Ещё один день - Анна Филатова
- Держись, Глена, и Дана держи, он нам нужен, куда мы без этого гаденыша? Он, конечно, задолбал со своим менталом, но он реально лучший. Держи его, Глена, больше нам некого противопоставить ни Розену, ни Совету Магов. Без него нас сожрут, - ого, как глубоко для боевика! И получается, Яр тоже из «контрольной группы» тех, кого Дан берег от своего воздействия? Я вспоминаю про Варю и решаю не думать об этом сейчас. Слишком сложно. А мне слишком больно.

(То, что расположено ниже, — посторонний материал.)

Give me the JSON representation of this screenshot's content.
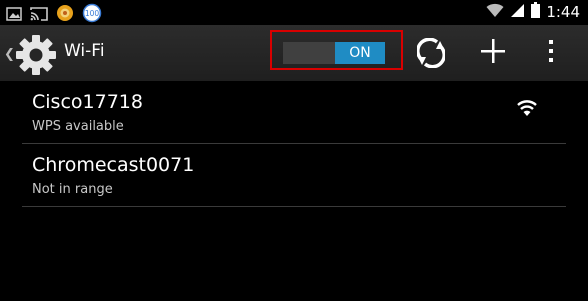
{
  "status_bar": {
    "time": "1:44",
    "left_icons": [
      "image-icon",
      "cast-icon",
      "app-notification-icon",
      "battery-percent-icon"
    ],
    "battery_badge": "100",
    "right_icons": [
      "wifi-signal-icon",
      "cell-signal-icon",
      "battery-icon"
    ]
  },
  "action_bar": {
    "title": "Wi-Fi",
    "toggle_label": "ON",
    "toggle_on": true,
    "actions": [
      "wps-icon",
      "add-network-icon",
      "overflow-menu-icon"
    ]
  },
  "networks": [
    {
      "ssid": "Cisco17718",
      "status": "WPS available",
      "has_signal": true
    },
    {
      "ssid": "Chromecast0071",
      "status": "Not in range",
      "has_signal": false
    }
  ],
  "colors": {
    "accent": "#1f8cc4",
    "highlight_frame": "#d90000",
    "background": "#000000"
  }
}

Где-то на стене сейчас Джанна, она смотрит, как мы идем, и может быть, все еще ждет моей отмашки. Не знаю, что она думает. Я бы и рада подать ей какой-нибудь знак, но взмахом руки такое не объяснишь, да и не могу я сейчас махать руками. Путь до ворот кажется вечностью, но мы проходим его, шаг за шагом, прикрытые щитами сбоку и сзади и Розеном спереди. Мы заходим во двор, сзади звонко щелкает механизм: решетка упала, ворота закрылись. Яр подхватывает меня на руки, и перед тем, как взвыть от перемены положения, я успеваю сказать:
- Надо передать: взорвут стену или начнут таранить— убьем Розена. Скажи им!
- Скажу-скажу, Верескова, не переживай. Все будет.
- Скажи, я серьезно! - я цепляюсь руками за его рукава, чтобы убедиться, что он меня точно слышит.
- Скажу, не трать силы.
Я и не трачу силы, потому что у меня их больше нет. Я тихо, на одной ноте вою, чтобы не провалиться в забытье и не отпустить Дана. Мой собственный голос держит меня здесь. Небо сверху сменяется замковыми коридорами, такими привычными и знакомыми, но такими темными и причудливо искаженными, что я даже не пытаюсь понять, каким путем нас несут и скоро ли медблок.
Мне чудится, что я слышу голос Джанны, и от неожиданной для меня самой радости я чуть не теряю сознание, но в последний момент все-таки спохватываюсь, выплываю. Каменные своды несутся надо мной, кажется, что это длится бесконечно. Кто-то берет меня за руку, теплая и очень знакомая ладонь сжимает мои пальцы, и я затихаю и перестаю выть, потому что теперь эта рука — мой якорь. Я держусь за нее, и мне легче. У меня перестает болеть весь мир, остается только четверть боли от ранения. Это, оказывается, вполне выносимо, если за руку держит нужный человек.
21. Всё ещё Летославль
Я не подожгла «Сонату». Я даже скатерть не прожгла. Я не начала орать, хотя очень хотелось. Я просто сказала:
- По-моему, нам сейчас вообще не о чем разговаривать, мама. Это настолько неадекватно, что...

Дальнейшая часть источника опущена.